Поселок Пионерский представлял собой, собственно, одну улицу. Мы проехали между двумя порядками типовых двухквартирных коттеджей, мимо используемой как радиоантенна буровой вышки, мимо схваченного расчалками «моего» самолета, в лицо ударил горячий ветер, под колеса бросилась покрытая разводьями кустарниковой травы пустыня, я ухватился за скобу коляски — и тут мы приехали.
— «Черный юрта» название, — сказал Имангельды, направляя мотоцикл по идущей вниз корявой рытвине.
Мы съехали на галечное дно неглубокого ущелья. Вздымающиеся со всех сторон глинистые отвесные обрывы оставили нам лишь огромный лоскут неба и затканное слепыми иглами солнце. Ущелье было с плоским дном, примерно двухкилометровой длины и формой походило на галошу. С носка галоши сполз язык песка, погребший под собой пятнадцатиметровые обрывы. Мы с Имангельды стояли как раз в том месте, где он остановился. Имангельды сказал, что перед нами оазис.
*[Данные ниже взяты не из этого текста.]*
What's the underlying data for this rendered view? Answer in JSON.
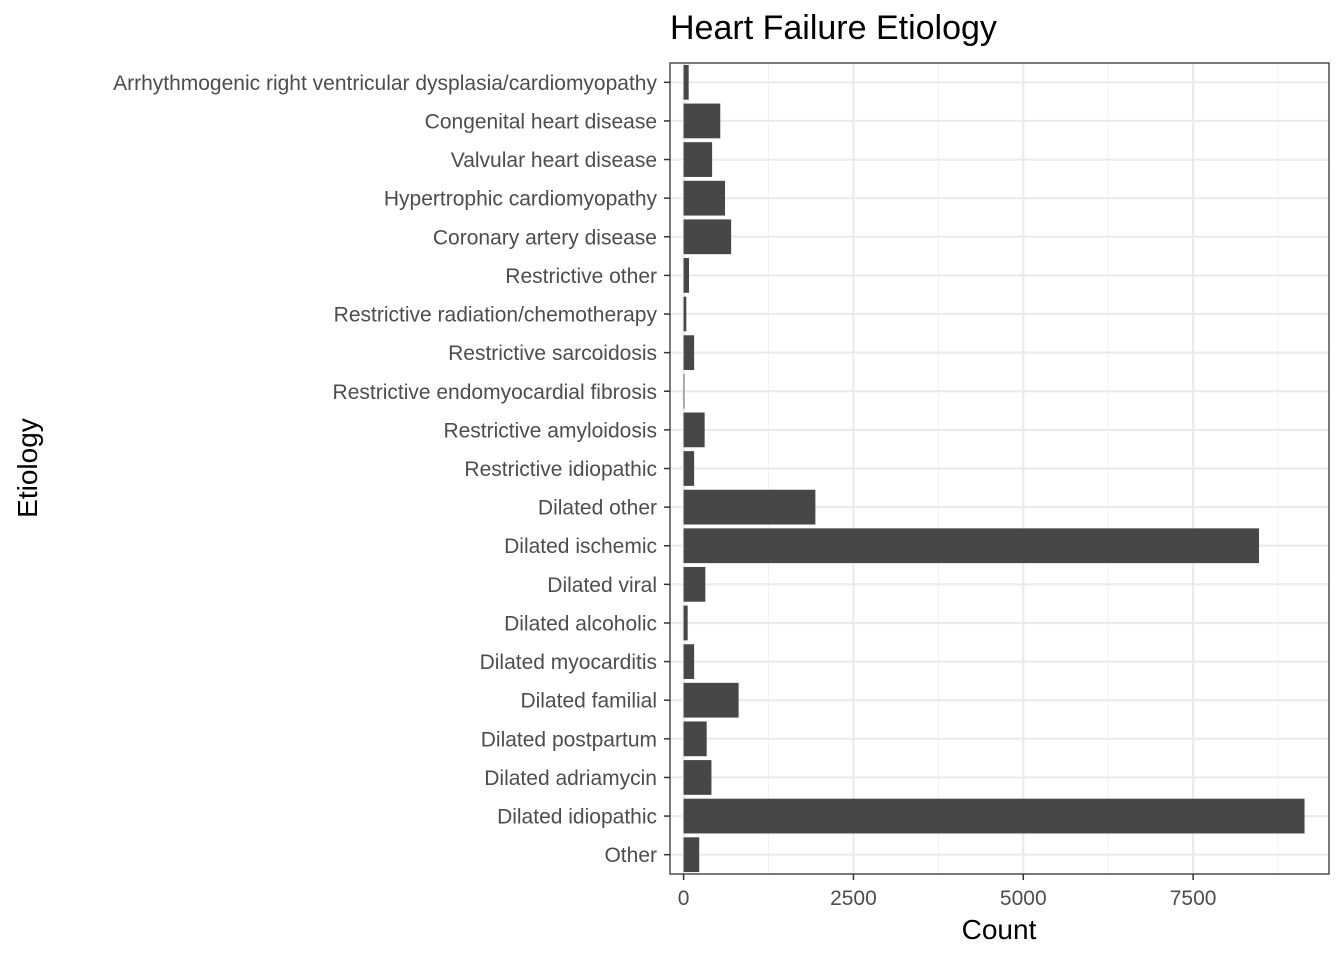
{
  "chart_data": {
    "type": "bar",
    "orientation": "horizontal",
    "title": "Heart Failure Etiology",
    "xlabel": "Count",
    "ylabel": "Etiology",
    "xlim": [
      -200,
      9500
    ],
    "x_ticks": [
      0,
      2500,
      5000,
      7500
    ],
    "x_tick_labels": [
      "0",
      "2500",
      "5000",
      "7500"
    ],
    "x_minor_ticks": [
      1250,
      3750,
      6250,
      8750
    ],
    "grid": true,
    "legend": "none",
    "categories": [
      "Arrhythmogenic right ventricular dysplasia/cardiomyopathy",
      "Congenital heart disease",
      "Valvular heart disease",
      "Hypertrophic cardiomyopathy",
      "Coronary artery disease",
      "Restrictive other",
      "Restrictive radiation/chemotherapy",
      "Restrictive sarcoidosis",
      "Restrictive endomyocardial fibrosis",
      "Restrictive amyloidosis",
      "Restrictive idiopathic",
      "Dilated other",
      "Dilated ischemic",
      "Dilated viral",
      "Dilated alcoholic",
      "Dilated myocarditis",
      "Dilated familial",
      "Dilated postpartum",
      "Dilated adriamycin",
      "Dilated idiopathic",
      "Other"
    ],
    "values": [
      75,
      540,
      420,
      610,
      700,
      80,
      40,
      155,
      5,
      310,
      155,
      1940,
      8470,
      320,
      60,
      155,
      810,
      340,
      410,
      9140,
      230
    ],
    "colors": {
      "bar": "#474747",
      "panel_background": "#ffffff",
      "panel_border": "#333333",
      "grid_major": "#ebebeb",
      "grid_minor": "#f2f2f2",
      "tick_text": "#4d4d4d",
      "title_text": "#000000"
    }
  }
}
— Где оазис? — спросил я, щурясь от сухого галечного блеска.
Имангельды содрал сапогом длинную верхушку песчаного бугорка и обнажил белый ствол бывшего дерева.
— А вот!
Я снова глянул вдоль ущелья и теперь заметил сотни таких бугорков. Еще я заметил на галечном дне галоши гряды, свидетельствующие о том, что здесь некогда струилась вода.
— Мой отец делал оазис, — сказал Имангельды. — А я теперь костер из его труд делаю, шашлык хочу кушать... — выпрямившись, вскинув голову, Имангельды посмотрел на убегающие вдаль песчаные бугорки. — Дрова отца хорошо горят.
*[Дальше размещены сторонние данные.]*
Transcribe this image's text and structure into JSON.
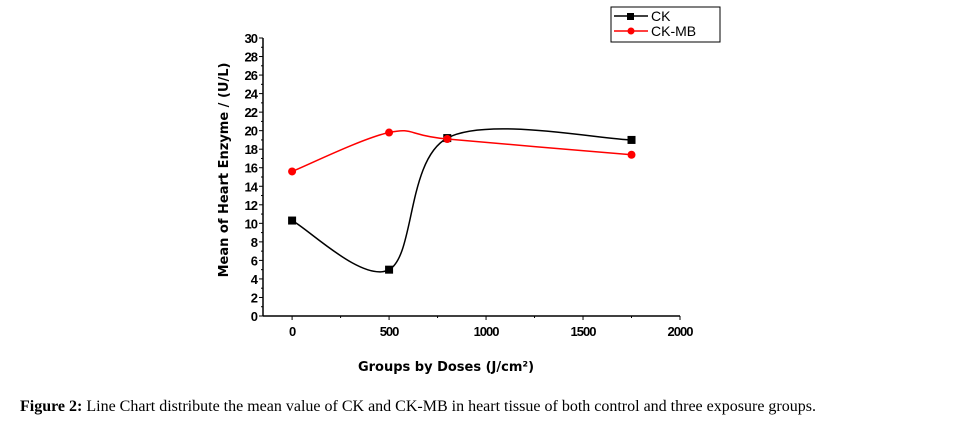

Он сказал это безо всякой интонации. Я сам должен был наполнить горечью его слова.
— В 1957 году оползень сошел, долина умер. Отец на это посмотрел — не захотел дальше жить.
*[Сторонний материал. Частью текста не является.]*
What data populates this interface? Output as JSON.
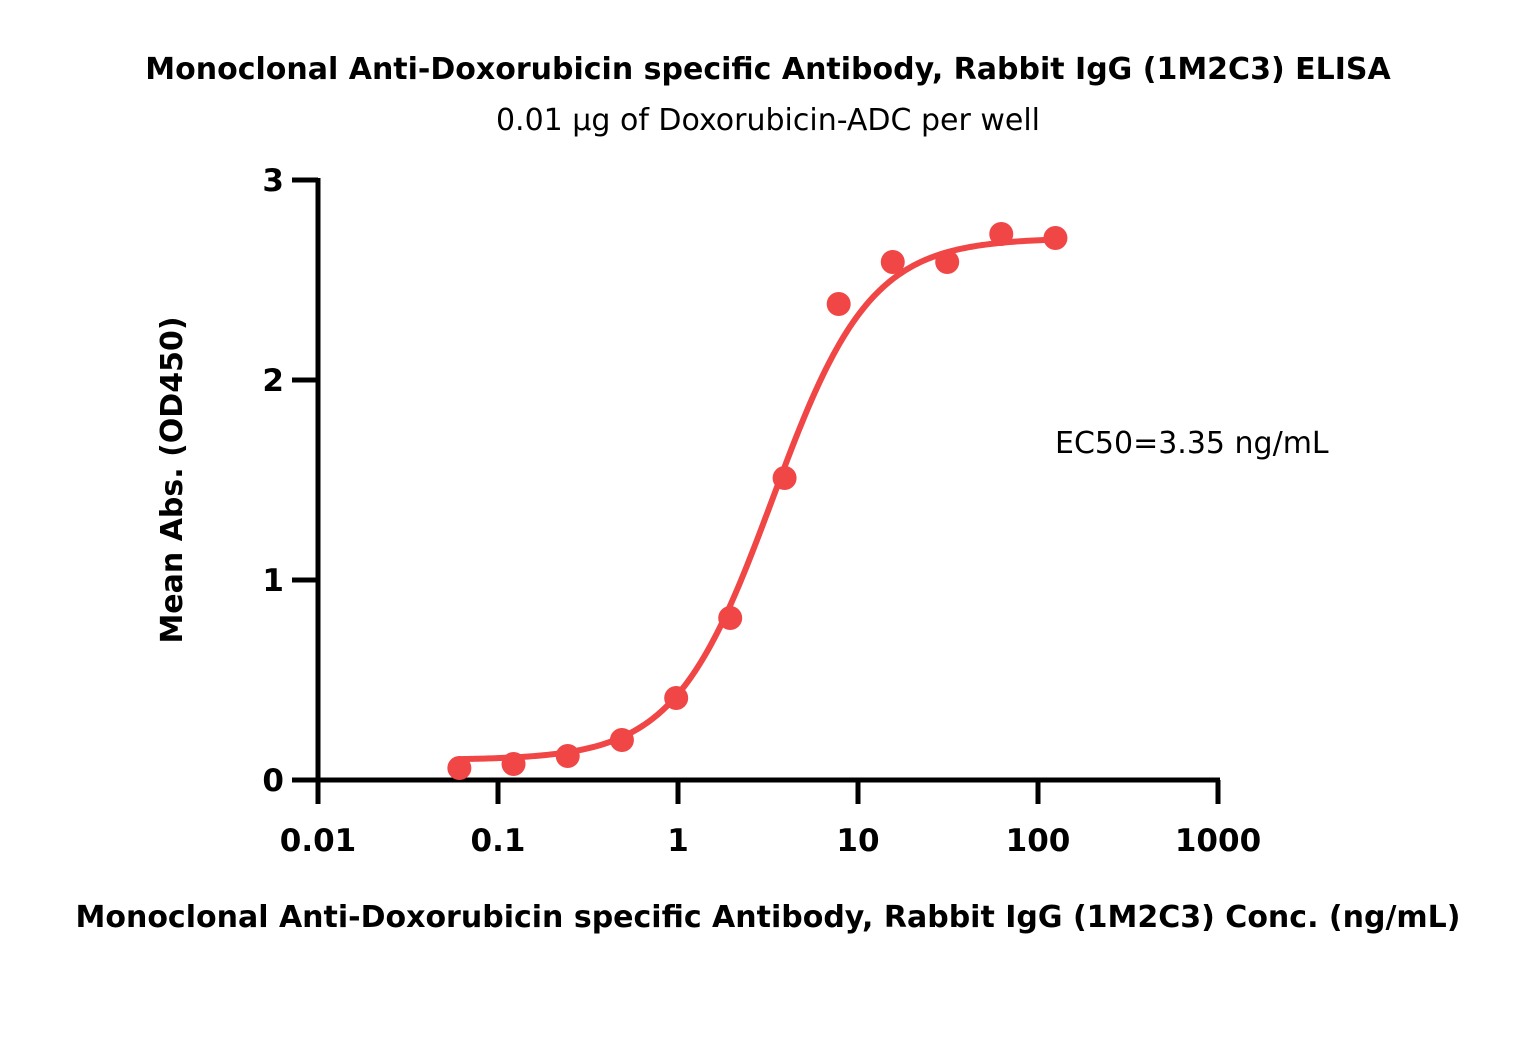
{
  "chart_data": {
    "type": "scatter",
    "title": "Monoclonal Anti-Doxorubicin specific Antibody, Rabbit IgG (1M2C3) ELISA",
    "subtitle": "0.01 µg of Doxorubicin-ADC per well",
    "xlabel": "Monoclonal Anti-Doxorubicin specific Antibody, Rabbit IgG (1M2C3) Conc. (ng/mL)",
    "ylabel": "Mean Abs. (OD450)",
    "x_scale": "log",
    "xlim": [
      0.01,
      1000
    ],
    "ylim": [
      0,
      3
    ],
    "x_ticks": [
      "0.01",
      "0.1",
      "1",
      "10",
      "100",
      "1000"
    ],
    "y_ticks": [
      "0",
      "1",
      "2",
      "3"
    ],
    "annotation": "EC50=3.35 ng/mL",
    "grid": false,
    "color": "#f04646",
    "series": [
      {
        "points": [
          {
            "x": 0.061,
            "y": 0.06
          },
          {
            "x": 0.122,
            "y": 0.08
          },
          {
            "x": 0.244,
            "y": 0.12
          },
          {
            "x": 0.488,
            "y": 0.2
          },
          {
            "x": 0.977,
            "y": 0.41
          },
          {
            "x": 1.95,
            "y": 0.81
          },
          {
            "x": 3.91,
            "y": 1.51
          },
          {
            "x": 7.81,
            "y": 2.38
          },
          {
            "x": 15.6,
            "y": 2.59
          },
          {
            "x": 31.3,
            "y": 2.59
          },
          {
            "x": 62.5,
            "y": 2.73
          },
          {
            "x": 125,
            "y": 2.71
          }
        ],
        "fit": {
          "model": "4PL",
          "bottom": 0.1,
          "top": 2.71,
          "ec50": 3.35,
          "hill": 1.6,
          "x_range": [
            0.061,
            125
          ]
        }
      }
    ]
  }
}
Он показал мне осыпавшийся глинобитный дом на уступе ущелья.
— Дом моего отца, — сказал Имангельды.
От жары я совсем расклеился, мозг ломило, и в глазах сыпалась какая-то слюда. Потом я ощутил словно бы прикосновение прохладной материнской ладони, в глазах протаяло, я услышал шелест листвы, журчанье воды, и мне показалось, что прохладное ласковое Подмосковье приняло мое скорбящее тело... Я очнулся и увидел, что не в Подмосковье — здесь, в кремнистой, сухо посверкивающей, шуршащей песком пустыне, шумят листья и журчит, растекаясь, голубая вода. За отрогом, на котором стояли останки дома отца Имангельды, открывалось длинное голубое озеро, убегающее вдоль глинистого сухого обрыва. И, в свою очередь, прижимаясь к нему, уходил в даль каньона молодой сильный оазис: яблони, грушевые, персиковые, гранатовые, сливовые деревья, урюк, акация и тутовник лениво шелестели, словно пересчитывали свои листья. Под деревьями чугунным узором лежала тяжелая черная тень.